И многие [люди] выступили против, живя более измышлением, чем справедливостью и правдой; большинство же тех, которые стремились к общему благу, соглашались с намерением и желанием императора. Наконец, когда все сошлись в одном решении и одобрили его по общему согласию, император, сперва осудив мятежника декретом курии, младшего сына наследником своего королевства утвердил и принял [от него] клятву, чтобы на путь своего брата он не вступил: в королевство или в личные владения отца, до тех пор, пока он жив, никогда не входил силой, а только с его собственного согласия. Уже в то время был разговор и страх того, чтобы между двумя братьями семейная война к большому несчастью для государства в будущем не привела. Но тот, кто все предопределяет, устранил этот страх смертью старшего сына[541] и дал повод к тому, чтобы королевство могло вернуться в единое согласие.

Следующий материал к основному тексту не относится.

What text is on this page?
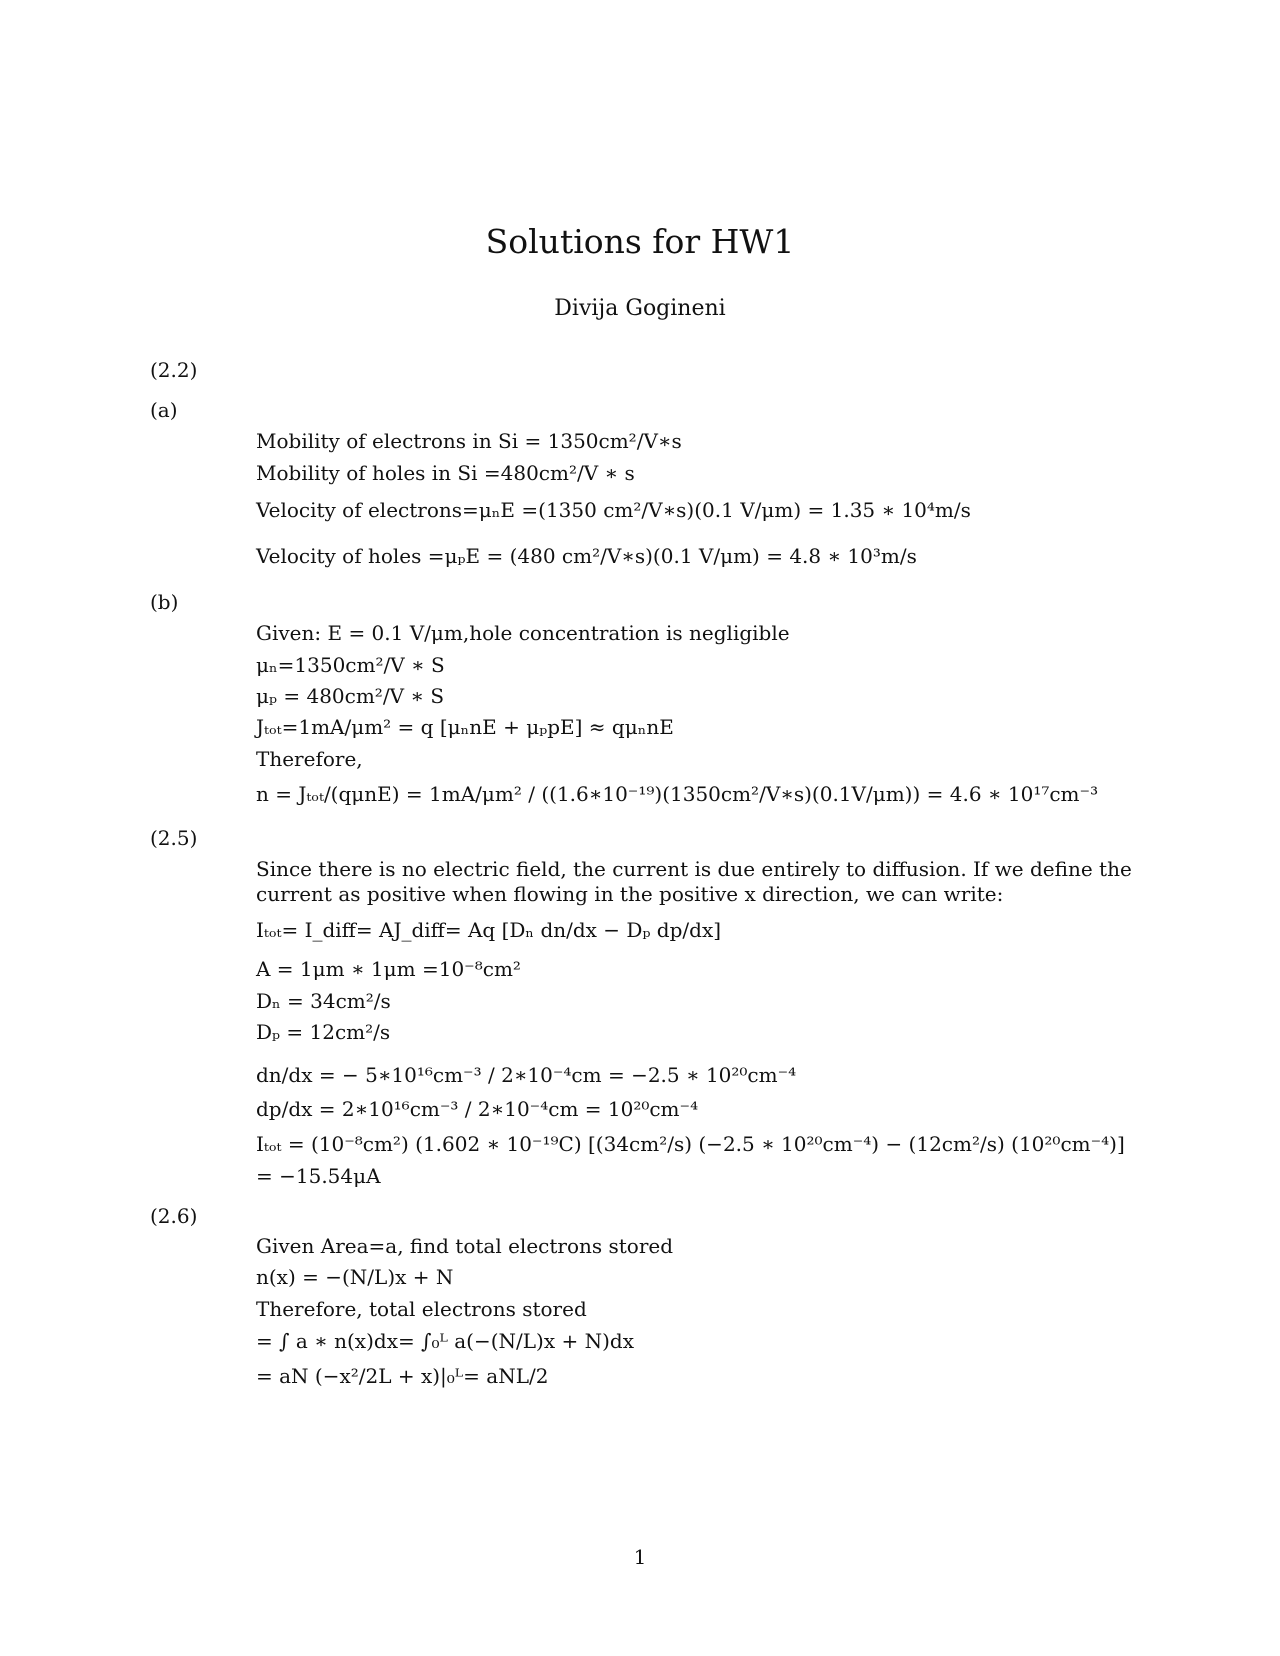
Solutions for HW1
Divija Gogineni
(2.2)
(a)
Mobility of electrons in Si = 1350cm²/V∗s
Mobility of holes in Si =480cm²/V ∗ s
Velocity of electrons=μₙE =(1350 cm²/V∗s)(0.1 V/μm) = 1.35 ∗ 10⁴m/s
Velocity of holes =μₚE = (480 cm²/V∗s)(0.1 V/μm) = 4.8 ∗ 10³m/s
(b)
Given: E = 0.1 V/μm,hole concentration is negligible
μₙ=1350cm²/V ∗ S
μₚ = 480cm²/V ∗ S
Jₜₒₜ=1mA/μm² = q [μₙnE + μₚpE] ≈ qμₙnE
Therefore,
n = Jₜₒₜ/(qμnE) = 1mA/μm² / ((1.6∗10⁻¹⁹)(1350cm²/V∗s)(0.1V/μm)) = 4.6 ∗ 10¹⁷cm⁻³
(2.5)
Since there is no electric field, the current is due entirely to diffusion. If we define the current as positive when flowing in the positive x direction, we can write:
Iₜₒₜ= I_diff= AJ_diff= Aq [Dₙ dn/dx − Dₚ dp/dx]
A = 1μm ∗ 1μm =10⁻⁸cm²
Dₙ = 34cm²/s
Dₚ = 12cm²/s
dn/dx = − 5∗10¹⁶cm⁻³ / 2∗10⁻⁴cm = −2.5 ∗ 10²⁰cm⁻⁴
dp/dx = 2∗10¹⁶cm⁻³ / 2∗10⁻⁴cm = 10²⁰cm⁻⁴
Iₜₒₜ = (10⁻⁸cm²) (1.602 ∗ 10⁻¹⁹C) [(34cm²/s) (−2.5 ∗ 10²⁰cm⁻⁴) − (12cm²/s) (10²⁰cm⁻⁴)]
= −15.54μA
(2.6)
Given Area=a, find total electrons stored
n(x) = −(N/L)x + N
Therefore, total electrons stored
= ∫ a ∗ n(x)dx= ∫₀ᴸ a(−(N/L)x + N)dx
= aN (−x²/2L + x)|₀ᴸ= aNL/2
1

Так, по завершении этих дел, враги императора, часто теряя главу, не имевшие того, к кому могли бы примкнуть, подчинились мирному соглашению и, что было лучше всего, превратили войну в мир, военные лагеря в домашнюю безмятежность.

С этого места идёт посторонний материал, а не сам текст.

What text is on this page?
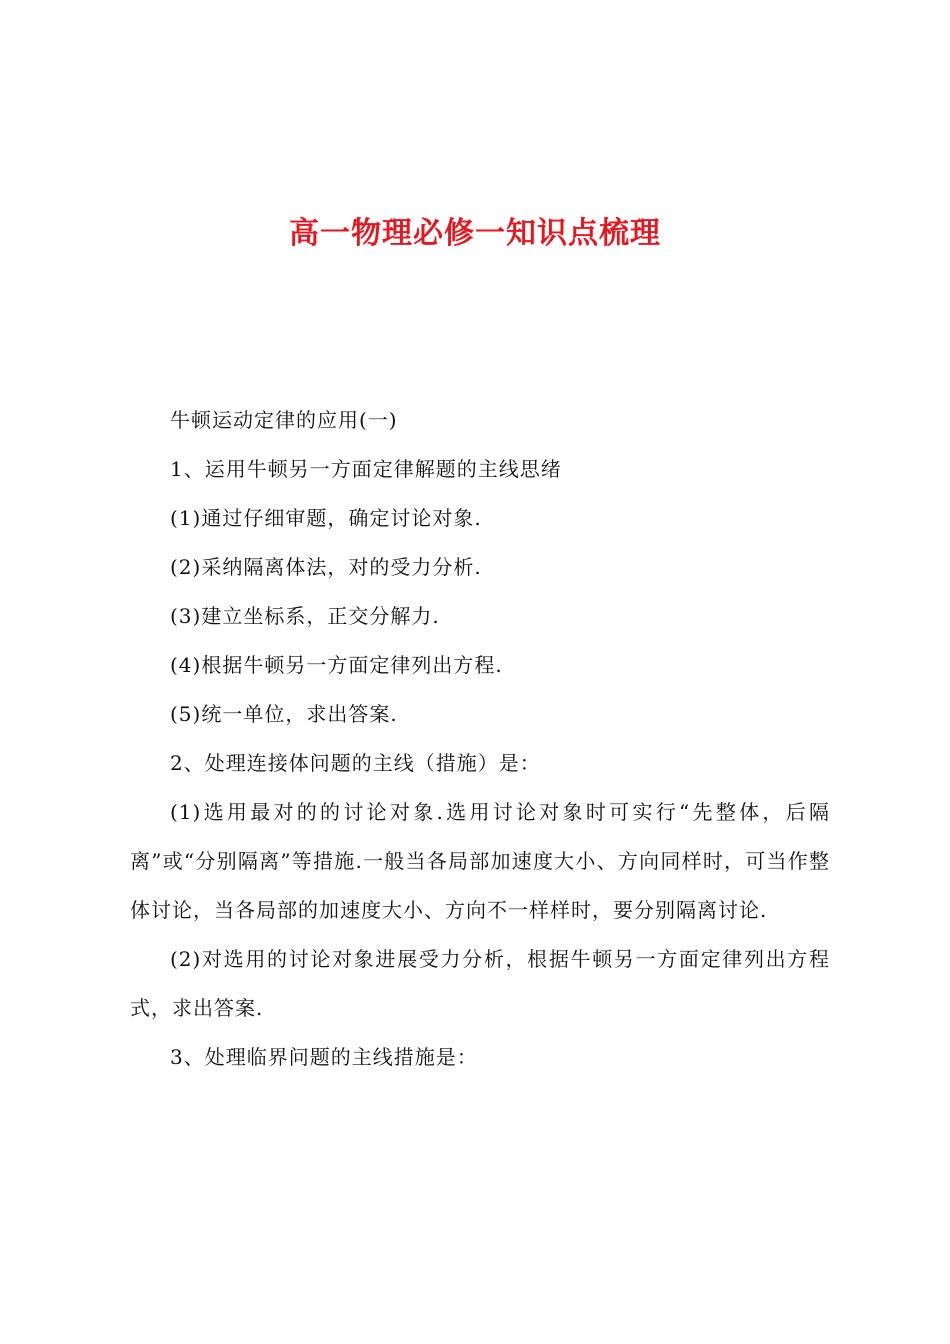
高一物理必修一知识点梳理

牛顿运动定律的应用(一)

1、运用牛顿另一方面定律解题的主线思绪

(1)通过仔细审题，确定讨论对象.

(2)采纳隔离体法，对的受力分析.

(3)建立坐标系，正交分解力.

(4)根据牛顿另一方面定律列出方程.

(5)统一单位，求出答案.

2、处理连接体问题的主线（措施）是：

(1)选用最对的的讨论对象.选用讨论对象时可实行“先整体，后隔离”或“分别隔离”等措施.一般当各局部加速度大小、方向同样时，可当作整体讨论，当各局部的加速度大小、方向不一样样时，要分别隔离讨论.

(2)对选用的讨论对象进展受力分析，根据牛顿另一方面定律列出方程式，求出答案.

3、处理临界问题的主线措施是：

8. Между тем, для того чтобы везде установились мир и спокойствие, [император] князей в курию созвал, мир по всему королевству под присягой установить приказал[542] и для искоренения зла, которое творили, тяжелое наказание на нарушителей наложил. Так что сколь несчастным и добрым людям закон о мире полезен был, столь же коварным и властолюбивым он вредил. Тем он давал изобилие, этим – нужду и голод, ибо те, которые на солдат свое имущество растратили для того, чтобы выступать в окружении большого количества воинов и весьма выделяться среди других вооруженных людей, в то время как они лишились возможности устраивать грабежи по своему произволу, с наступлением мира, да будет сказано с их собственного позволения, стали бороться с оскудением, кладовые их опустели и испытывали крайнюю нужду. Тот, кто прежде скакал на взмыленном коне, теперь начал довольствоваться крестьянской лошадью. Тот, кто недавно не приобретал другой одежды, кроме пылавшей ярким пурпурным цветом, теперь считал удачей, если имел одежду такого цвета, какой сотворила природа. Радовалось золото, что его уже не будут втаптывать в грязь, в то время как из-за бедности стали пользоваться железными шпорами. Наконец, чего бы тщеславного, чего бы чрезмерного не привнесли дурные нравы, все это наставница бедность отнимала. Расположенный на берегу городок, в котором грабежом судов для пропитания промышляли, кормчий без опасности проплывал, не опасаясь голодных жителей. Удивительно, но не менее смешно: в то время как другие за несправедливость в отношении себя воздают возмездием, император за это воздавал миром. Когда же господа с приспешниками своими на несколько лет этим законом были стеснены, встревоженные тем, что им не позволялось дать волю своей испорченности, вновь против императора шум поднимали, вновь над его поступками недобрую молву распространяли. Что же, спрашиваю я, он совершил?
539
Имеется ввиду будущий Генрих V (1081 или 1086-1125), ставший соправителем отца в 1099 году.